Many people who live in
Denmark think of themselves as Danish, in Norway Norwegian, in Sweden Swedish. But
no one living in the United Kingdom of Great Britain and Northern Ireland
thinks of themselves a United Kingdomish. A few will say they are Northern
Irish but only an ironist would think to identify as Great British. United
Kingdom governments for over a decade (Prime Minister Gordon Brown, a Unionist
Scot, started it) have encouraged people to think of themselves as British with
British passports, British nationality, a British government; they have been
incredibly successful. In the 2021 UK census “more than half of the
usual resident population (54.8%, 32.7 million) chose a "British"
only national identity in 2021, which is a rise of 35.8 percentage points from
19.1% (10.7 million) in 2011. The opposite trend was seen for the
"English" only identity. This fell by 42.8 percentage points, from
57.7% (32.4 million) in 2011 to 14.9% (8.9 million) in 2021” (Quoted from
Census online data). The 45% who did not claim British as a
unique identity are spread out over those who combined it with English,
Scottish, Welsh, Irish, Northern Irish, Cornish, Polish, Romanian….keep going….
or selected one of those categories as their unique identity. (And spare a
thought for the half million or so
illegals who didn’t get a Census form having no names or addresses and so
didn’t get a chance to self-identify as anything).
This recent success of
“British” is in some ways surprising: there is no national language to go with
“British” - we remain English-speakers - and no football team to encourage with
a Come on Britain! A United Kingdom
team, not a British team, appears at the Olympics and le Royaume Uni turns up at Eurovision to score the traditional nul points. The main advantages of
“British” are that it is shorter than “United Kingdomish” and rather than
tracking the recent merging of two kingdoms and the even more recent military
conquest of Ireland (our Donetsk and Luhansk) it harks back to indigenous First
Nations, the ancient Brits of one kind or another,
The remarkable instability
in self-identification shown by the ten-year shift from “English” to “British”
is interesting.
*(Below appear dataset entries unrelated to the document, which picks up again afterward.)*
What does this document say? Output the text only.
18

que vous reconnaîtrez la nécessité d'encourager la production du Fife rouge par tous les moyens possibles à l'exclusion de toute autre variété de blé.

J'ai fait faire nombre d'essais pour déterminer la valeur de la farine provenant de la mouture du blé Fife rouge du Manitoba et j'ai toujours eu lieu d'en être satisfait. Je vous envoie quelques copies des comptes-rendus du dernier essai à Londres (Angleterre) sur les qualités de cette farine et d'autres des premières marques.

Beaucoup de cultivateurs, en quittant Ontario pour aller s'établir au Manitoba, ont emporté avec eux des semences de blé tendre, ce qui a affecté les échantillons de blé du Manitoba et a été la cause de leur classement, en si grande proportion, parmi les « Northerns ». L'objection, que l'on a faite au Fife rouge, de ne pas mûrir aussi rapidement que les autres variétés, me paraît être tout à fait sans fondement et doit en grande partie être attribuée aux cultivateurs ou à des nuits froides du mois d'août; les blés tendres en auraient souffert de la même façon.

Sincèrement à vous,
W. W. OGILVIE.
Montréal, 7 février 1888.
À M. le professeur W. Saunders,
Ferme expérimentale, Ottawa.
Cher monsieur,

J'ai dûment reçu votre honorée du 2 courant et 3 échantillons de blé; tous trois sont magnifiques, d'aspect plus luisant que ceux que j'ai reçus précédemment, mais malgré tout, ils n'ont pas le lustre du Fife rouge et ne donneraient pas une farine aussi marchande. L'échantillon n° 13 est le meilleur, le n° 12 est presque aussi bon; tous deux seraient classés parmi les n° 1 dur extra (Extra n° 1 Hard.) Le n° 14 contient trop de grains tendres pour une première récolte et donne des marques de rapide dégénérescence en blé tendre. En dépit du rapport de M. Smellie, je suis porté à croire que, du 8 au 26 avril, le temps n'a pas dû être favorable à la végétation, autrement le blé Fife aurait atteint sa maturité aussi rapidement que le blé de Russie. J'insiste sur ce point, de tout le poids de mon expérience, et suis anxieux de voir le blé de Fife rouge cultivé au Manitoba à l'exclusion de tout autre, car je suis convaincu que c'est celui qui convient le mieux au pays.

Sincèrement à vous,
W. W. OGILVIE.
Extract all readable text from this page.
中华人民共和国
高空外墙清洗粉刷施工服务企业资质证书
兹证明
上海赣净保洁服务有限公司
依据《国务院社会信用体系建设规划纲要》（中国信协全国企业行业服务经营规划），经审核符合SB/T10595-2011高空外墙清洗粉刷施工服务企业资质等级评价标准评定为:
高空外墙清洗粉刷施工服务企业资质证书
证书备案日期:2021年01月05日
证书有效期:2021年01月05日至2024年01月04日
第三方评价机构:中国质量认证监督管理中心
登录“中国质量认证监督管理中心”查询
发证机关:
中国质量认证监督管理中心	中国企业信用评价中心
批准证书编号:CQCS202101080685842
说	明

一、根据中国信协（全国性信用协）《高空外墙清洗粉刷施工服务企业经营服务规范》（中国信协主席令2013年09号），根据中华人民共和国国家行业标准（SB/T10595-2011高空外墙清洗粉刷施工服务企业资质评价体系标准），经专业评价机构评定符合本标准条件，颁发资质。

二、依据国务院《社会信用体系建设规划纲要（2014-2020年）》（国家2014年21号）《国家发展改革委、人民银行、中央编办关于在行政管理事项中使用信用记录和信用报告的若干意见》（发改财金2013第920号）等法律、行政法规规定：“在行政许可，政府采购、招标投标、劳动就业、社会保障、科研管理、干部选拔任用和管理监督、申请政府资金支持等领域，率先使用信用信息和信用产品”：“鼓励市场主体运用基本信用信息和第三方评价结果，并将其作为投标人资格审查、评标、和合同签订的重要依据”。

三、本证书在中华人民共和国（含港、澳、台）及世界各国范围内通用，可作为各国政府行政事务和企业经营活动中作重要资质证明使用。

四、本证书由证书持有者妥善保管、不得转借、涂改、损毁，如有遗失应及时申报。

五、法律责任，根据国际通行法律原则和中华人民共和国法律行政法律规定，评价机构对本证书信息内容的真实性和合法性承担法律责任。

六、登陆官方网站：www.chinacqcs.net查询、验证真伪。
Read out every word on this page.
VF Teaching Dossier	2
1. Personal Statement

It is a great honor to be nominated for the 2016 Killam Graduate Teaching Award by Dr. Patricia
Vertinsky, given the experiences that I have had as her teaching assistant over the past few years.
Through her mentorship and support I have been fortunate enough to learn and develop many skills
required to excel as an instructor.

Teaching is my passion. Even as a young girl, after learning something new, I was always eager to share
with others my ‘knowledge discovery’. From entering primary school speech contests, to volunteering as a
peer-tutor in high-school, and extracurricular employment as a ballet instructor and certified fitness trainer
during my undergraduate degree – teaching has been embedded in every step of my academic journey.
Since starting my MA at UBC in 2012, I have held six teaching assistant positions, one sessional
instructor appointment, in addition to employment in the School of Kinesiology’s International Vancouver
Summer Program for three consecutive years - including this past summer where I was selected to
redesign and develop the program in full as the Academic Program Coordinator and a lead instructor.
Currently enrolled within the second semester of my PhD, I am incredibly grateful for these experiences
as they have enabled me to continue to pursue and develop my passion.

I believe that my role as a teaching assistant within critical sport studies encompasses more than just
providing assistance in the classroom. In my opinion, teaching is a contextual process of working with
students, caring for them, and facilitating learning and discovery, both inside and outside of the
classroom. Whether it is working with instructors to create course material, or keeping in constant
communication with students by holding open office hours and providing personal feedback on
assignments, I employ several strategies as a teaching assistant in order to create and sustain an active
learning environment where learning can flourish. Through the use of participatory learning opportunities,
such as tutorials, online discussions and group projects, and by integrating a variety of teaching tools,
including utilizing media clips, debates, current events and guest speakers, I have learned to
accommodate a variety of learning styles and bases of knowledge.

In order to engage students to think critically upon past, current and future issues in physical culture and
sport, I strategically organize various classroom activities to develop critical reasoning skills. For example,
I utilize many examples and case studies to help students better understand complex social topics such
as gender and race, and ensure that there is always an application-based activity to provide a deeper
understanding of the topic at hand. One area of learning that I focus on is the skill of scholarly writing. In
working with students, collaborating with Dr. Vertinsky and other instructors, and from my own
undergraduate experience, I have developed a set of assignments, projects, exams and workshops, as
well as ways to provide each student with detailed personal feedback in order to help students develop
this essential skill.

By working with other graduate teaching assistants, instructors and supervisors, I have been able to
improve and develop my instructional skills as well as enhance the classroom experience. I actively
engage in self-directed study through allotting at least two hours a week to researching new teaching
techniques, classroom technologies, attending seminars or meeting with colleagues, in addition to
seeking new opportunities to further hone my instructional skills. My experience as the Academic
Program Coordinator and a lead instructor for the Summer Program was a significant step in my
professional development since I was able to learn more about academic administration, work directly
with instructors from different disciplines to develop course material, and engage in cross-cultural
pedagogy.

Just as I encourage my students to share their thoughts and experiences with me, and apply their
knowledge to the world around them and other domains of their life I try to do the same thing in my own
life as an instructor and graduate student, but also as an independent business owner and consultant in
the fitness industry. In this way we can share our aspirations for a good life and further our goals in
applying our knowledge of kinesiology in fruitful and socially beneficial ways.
I guess that the Brexit
campaign had something to do with it but it may also be the case that some
English people wanting to escape the stigma of flag-of-St George English
nationalism and football hooliganism, attached to the Brexit cause, switched
their verbal allegiance from “English” to the hopefully less-tarnished
“British”.
I didn’t: on the Census
form I identified as “English” and “European” - the latter, if I recall
correctly, was a write-in not tick-box choice. Since I’d be delighted to see a
united EU member Ireland and an independent EU member Scotland it seemed more
consistent to use “English” than “British”. Wales? Well, Wales voted for Brexit
and so ruled itself out from becoming EU member Wales and its future fortunes
will be linked to those of England, in other words, downhill all the way.
The remarkable instability
in national self-identification re-inforces
my sense that some contemporary identities will lose their current allure
within a decade. Some of those students who currently affect “they” will revert
to “he” or “she” when it ceases to attract Facebook Likes and they have a
conventional job and a steady girlfriend/boyfriend. Some wannabe “transgender”
people will admit that they have no enthusiasm for hormones or the surgeon’s knife (who could blame them?) and will
settle for being good old-fashioned transvestites and good luck to them. More likely, of course, some new fashion will
come along and sweep up all the Likes available.